The staff is pleasant. My attending is awesome. There's an NP on the service now, too, whom I've known for a while and like very much. I actually really like about half my patients, and the others are tolerable.

But we had this family meeting this morning. And for whatever reason, I identify with this girl. Yes, she can be a pain in the ass, but I really do think she's working hard. And I listened to her parents sit there and give her all sorts of mixed messages about what she's worth to them. She regressed a lot. It stressed me out.

But the crying and yelling and throwing of non-injurious items didn't actually bother me. I have a high tolerance for that stuff. She called one of the staff members a bitch. I laughed. The staff member got huffy and walked out. I was like, really? This isn't about you. She's just being a brat because she doesn't have the ability to say what she's actually trying to express. And if that's the worst thing I'd get called by a patient, cool. But no, she wanted a response, she wanted to push the staff member away, she accomplished what she was trying to do. So the staff member walks out, I kept talking about how we believe she can do this, we know it's hard to tolerate, etc. I made a couple of extra interpretations. By the time I walked out of the room, the patient was able to give me a little humor.

So, you see the difference, there? I tolerated the affective storm without reinforcing it, and we connected in some small way. The other technique? Puts up walls. I agree with the idea that you need to set limits about the way people treat you, but come on.

So I'm back up on the unit later, and the staff member comes to me and is just like, oh my God, that girl, blah blah blah. And I was like, oh, dude, she's terrified, etc, etc, but the staffer couldn't see past the obnoxiousness. The staffer was also incensed that the mother (of this adult woman) didn't say anything about the name calling. I couldn't control the eye roll on that one.
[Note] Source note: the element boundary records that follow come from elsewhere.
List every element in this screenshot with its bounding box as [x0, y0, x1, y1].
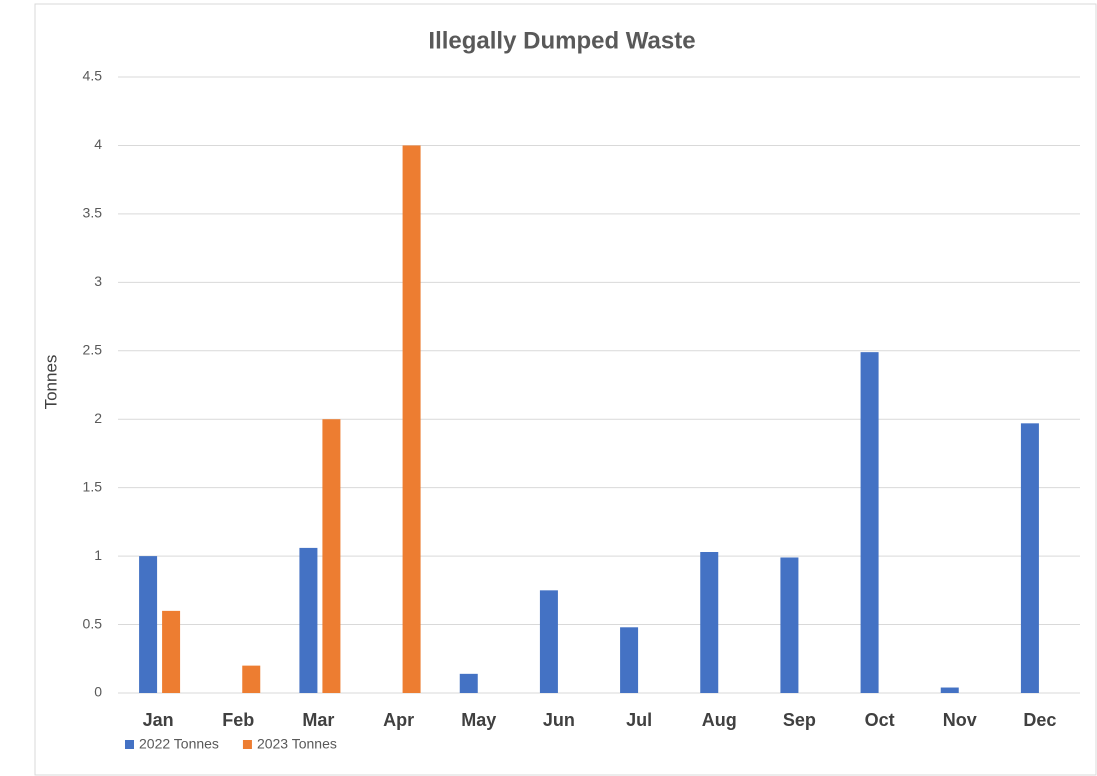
- y-tick-label: 2: [94, 410, 102, 426]
- x-tick-label: Jan: [143, 710, 174, 730]
- x-tick-label: Feb: [222, 710, 254, 730]
- bar: [299, 547, 318, 693]
- x-tick-label: Nov: [943, 710, 977, 730]
- y-tick-label: 3.5: [83, 205, 103, 221]
- x-tick-label: Jul: [626, 710, 652, 730]
- legend-label: 2023 Tonnes: [257, 736, 337, 752]
- y-tick-label: 1.5: [83, 478, 103, 494]
- chart-border: [34, 3, 1097, 776]
- x-tick-label: Sep: [783, 710, 816, 730]
- bar: [940, 687, 959, 693]
- bar: [539, 590, 558, 693]
- y-tick-label: 0.5: [83, 615, 103, 631]
- chart-title: Illegally Dumped Waste: [428, 27, 695, 54]
- bar: [459, 673, 478, 693]
- bar: [860, 352, 879, 693]
- x-tick-label: Oct: [865, 710, 895, 730]
- y-tick-label: 4.5: [83, 68, 103, 84]
- bar: [322, 419, 341, 693]
- legend-swatch: [125, 740, 134, 749]
- y-axis-label: Tonnes: [41, 355, 60, 410]
- legend-swatch: [242, 740, 252, 749]
- x-tick-label: Jun: [543, 710, 575, 730]
- y-tick-label: 4: [94, 136, 102, 152]
- y-tick-label: 2.5: [83, 341, 103, 357]
- x-tick-label: Mar: [302, 710, 334, 730]
- bar: [620, 627, 639, 693]
- bar: [162, 610, 181, 693]
- y-tick-label: 3: [94, 273, 102, 289]
- y-tick-label: 0: [94, 684, 102, 700]
- bar: [780, 557, 799, 693]
- x-tick-label: Aug: [702, 710, 737, 730]
- bar: [402, 145, 421, 693]
- bar: [1020, 423, 1039, 693]
- bar: [139, 556, 158, 693]
- bar: [700, 552, 719, 693]
- x-tick-label: Dec: [1023, 710, 1056, 730]
- y-tick-label: 1: [94, 547, 102, 563]
- x-tick-label: May: [461, 710, 496, 730]
- legend-label: 2022 Tonnes: [139, 736, 219, 752]
- bar: [242, 665, 261, 693]
- x-tick-label: Apr: [383, 710, 414, 730]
And then I made some comment about the eating disorder being a life-long illness, that you can be in recovery but you're never recovered. And the staffer starts arguing with me about that. And finally ends with, "well, it's controversial."

Uh....no, it isn't.

This annoyed me more than anything up to this point. She says later, "I just think people need to have some hope. By this time, the unit nurse and my friend John had joined the conversation, and were both like, nah, we see people up here over and over. We've seen people relapse after 20 years. Which, I have, too. You can be in recovery, you can be really strong in recovery, but you can't ever take it for granted. Because the moment you aren't looking? It will kick your ass, just because it can.

Seriously, lady. Why are you working with this population if you have no desire to figure out what's really going on, here?


Fortunately, John rescued me and made me leave the unit and then bought me a cup of coffee. I'm not sure he consciously recognized the intervention, but let me tell ya, it was so exactly what needed to happen right then.


Anonymous said...

Life has become sooooo complicated. And right now I could use your "expert knowledge"and probably advice.

But I will "pull up my boot straps, lift one foot up at a time and go" and so will the problems of the week!

Aneroxic (sp)---had a 17 yr old cousin ( boy) who died of it via I think a heart attack--not sure been a while----had a college scholarship as well as a future in major league baseball. But somewhere along the line-----his body and brain took over going down a different path of life.

Hope today is much better.
Enjoy Carol

Anonymous said...

When I volunteered at Texas Children's Hospital in 2003, the eating disorder unit was on the same floor as the cystic fibrosis unit. I always thought that was a bad idea. Once, I overheard a nurse telling a girl that she was going to start her on a carbohydrate IV. The girl was whining. A cf patient was nearby, giving her the daggers from hell. i wondered if anyone else ever stopped to think about the feelings of cf kids having to "live with" kids who, in their minds, probably didn't choose to be sick?